Fix Zone

Ausschreibung zweifelhaft

Redaktion: 

Die "schreibkraft" sucht Texte zum Thema "zweifelhaft"

Das Staunen sei der Anfang der Philosophie, meinte Aristoteles und auch Platon. Es ist ein emotionaler Zustand als Reaktion auf das Erleben von etwas Unerwartetem, das nicht den Erwartungen bzw. Schemata entspricht, meint Wikipedia. Immerhin, das Staunen ist etwas Positives, das uns zuerst innehalten lässt und dann weiterbringt. Aber ist das Staunen noch zeitgemäß? Hat im Zeitalter der um sich greifenden Ironisierung nicht auch das Staunen seinen Zauber verloren und wurde ersetzt durch den Zweifel?

Da ist auf der einen Seite die Überfülle – das Zuviel an Waren, Zuviel an Informationen –, die jeder schnellen Entscheidung im Weg steht. Welches Joghurt soll ich nehmen von den 47 Sorten, die mich aus dem Kühlregal anlachen? Welche Schule ist die beste für mein Kind? Wohin soll der Urlaub gehen (wenn man sich noch einen leisten kann)? Welche Alternative gibt es zu einem Job, der einem den letzten Nerv raubt? Welche der einander widersprechenden Informationen, die täglich auf uns einstürzen, sind die richtigen? Anzweifeln, zweifeln, verzweifeln. Die Wahl-Möglichkeiten, die das Leben in der westlichen Welt bietet, sind enorm.
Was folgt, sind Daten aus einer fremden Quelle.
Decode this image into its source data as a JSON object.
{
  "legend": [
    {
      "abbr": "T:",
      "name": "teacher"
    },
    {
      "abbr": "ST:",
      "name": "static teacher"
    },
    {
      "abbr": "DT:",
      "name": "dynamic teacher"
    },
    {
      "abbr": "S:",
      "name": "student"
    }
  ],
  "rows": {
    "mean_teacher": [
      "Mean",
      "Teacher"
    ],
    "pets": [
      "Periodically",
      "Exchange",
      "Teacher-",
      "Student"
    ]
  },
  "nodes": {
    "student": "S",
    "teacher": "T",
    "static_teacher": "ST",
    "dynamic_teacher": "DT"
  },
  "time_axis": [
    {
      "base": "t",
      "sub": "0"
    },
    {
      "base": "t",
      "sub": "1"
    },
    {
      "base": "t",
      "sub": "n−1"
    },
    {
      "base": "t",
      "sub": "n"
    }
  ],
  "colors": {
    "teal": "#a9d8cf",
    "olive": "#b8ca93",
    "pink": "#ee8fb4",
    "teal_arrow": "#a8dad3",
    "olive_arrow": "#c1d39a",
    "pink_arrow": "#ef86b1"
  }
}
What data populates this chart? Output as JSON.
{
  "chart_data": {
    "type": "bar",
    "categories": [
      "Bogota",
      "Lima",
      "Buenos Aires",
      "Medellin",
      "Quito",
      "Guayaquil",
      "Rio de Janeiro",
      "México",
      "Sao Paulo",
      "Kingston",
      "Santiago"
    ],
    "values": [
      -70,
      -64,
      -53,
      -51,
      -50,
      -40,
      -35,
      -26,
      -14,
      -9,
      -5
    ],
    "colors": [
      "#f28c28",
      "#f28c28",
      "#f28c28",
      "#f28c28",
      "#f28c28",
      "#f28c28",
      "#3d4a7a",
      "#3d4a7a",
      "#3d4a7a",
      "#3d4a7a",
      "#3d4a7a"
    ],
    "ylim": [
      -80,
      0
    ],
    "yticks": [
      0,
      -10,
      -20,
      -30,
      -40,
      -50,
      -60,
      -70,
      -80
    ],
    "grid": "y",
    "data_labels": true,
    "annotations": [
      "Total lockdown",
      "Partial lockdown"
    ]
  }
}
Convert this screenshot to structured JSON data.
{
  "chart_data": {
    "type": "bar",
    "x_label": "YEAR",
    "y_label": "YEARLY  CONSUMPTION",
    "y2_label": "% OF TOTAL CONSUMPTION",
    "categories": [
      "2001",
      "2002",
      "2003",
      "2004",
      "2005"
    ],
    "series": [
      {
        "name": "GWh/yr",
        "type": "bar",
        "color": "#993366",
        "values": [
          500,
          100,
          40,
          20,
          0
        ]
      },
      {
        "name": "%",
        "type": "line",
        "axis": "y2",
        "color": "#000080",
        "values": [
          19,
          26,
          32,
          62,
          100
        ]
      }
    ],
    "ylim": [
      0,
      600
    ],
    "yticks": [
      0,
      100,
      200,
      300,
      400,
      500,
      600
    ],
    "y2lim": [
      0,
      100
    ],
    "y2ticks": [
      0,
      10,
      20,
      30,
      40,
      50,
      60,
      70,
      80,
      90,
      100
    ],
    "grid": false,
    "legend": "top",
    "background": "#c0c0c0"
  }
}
Denn gleichzeitig zweifeln wir den Vorteil, den uns all die zu Auswahl stehenden Dinge bringen, an. Oder schlimmer noch, wir verzweifeln an der Uninformiertheit, die zum ständigen Begleiter des modernen Shoppers geworden ist. Hier steht ein weiteres Produkt, dort steht das überforderte und/oder ungeschulte Verkaufspersonal und spult simplifizierte Pseudoinformationen ab. Zugleich wuchert im Internet die Information über alle nachvollziehbaren Grenzen hinweg ins Unendliche. Immer mehr Optionen tun sich auf, immer mehr Entscheidungen sind zu treffen.

So viel Entscheidungsfreiheit war noch nie, flüstern uns die Werbemenschen ein. So viel Schrott, den es unbedingt zu meiden gälte, der aber oft nicht als solcher erkennbar ist, war auch noch nie, sagt uns die Erfahrung, wenn wir beim Tchibo stehen und die Hand schon nach der Anti-Rutsch-Matte für das Ablagefach des Familien-PKW ausstrecken. Kaum hat man sich eine Meinung zu etwas gebildet, eine Entscheidung getroffen, schon erscheint einem ein neuer Aspekt vor Augen, und das Karussell der Entscheidungs-Unfähigkeit dreht sich von Neuem. Kein Wunder also, dass immer mehr Menschen der Verzweiflung anheimfallen. Der Ausweg: Kaufentscheidungen werden zur Glaubensfrage. Wer sich einmal zu einer Kultmarke bekannt hat, bleibt bei seiner Konsumreligion. Und fühlt sich gut nicht nur, weil die Marke sexy scheint, sondern auch, weil man für sich das Entscheidungsdilemma auf ein Minimum verschlankt hat.

Im nichtmateriellen Bereich macht uns die Überfülle an Informationen und Glaubensmodellen ebenfalls zu schaffen. Sehr viel früher war alles einfach: Was der Fürst und der Pfarrer gesagt haben, hat gegolten. Dann waren es die Partei und der Staatsrundfunk. Aber jetzt, bei allen 999 Satelliten-TV-Kanälen, die man sich ins Wohnzimmer holen kann, bei all den Blogs und Bits und Bytes an Information, die uns im Internet um die Ohren fliegen …? Jetzt stellt sich immer wieder die Frage: Was ist wahr, was tendenziöse Meinungsmache, was überhaupt simple Falschinformation?

Der Zweifel ist der Motor des Wissens, der Stolperdraht des Machens und das Ende des Glaubens. Daher: Zweifeln Sie mit uns. Schreiben Sie über Bauernfängerei und investigativen Journalismus, über den Unsinn von Gewissheiten, den berechtigten Zweifel am Verstand und die Nachteile des kritischen Rationalismus. Schreiben Sie über Entscheidungsunfähigkeit oder darüber, was Sie als schlecht getarnte Lüge entlarvt haben; was Ihnen schon seit Langem befremdlich vorkommt, welche dubiose Verschwörungstheorien sonnenklaren Erklärungen vorgezogen werden und warum. Schreiben Sie über die Vorteile der Selbstgewissheit, über Skepsis als Pose und Wege aus der Verzweiflung.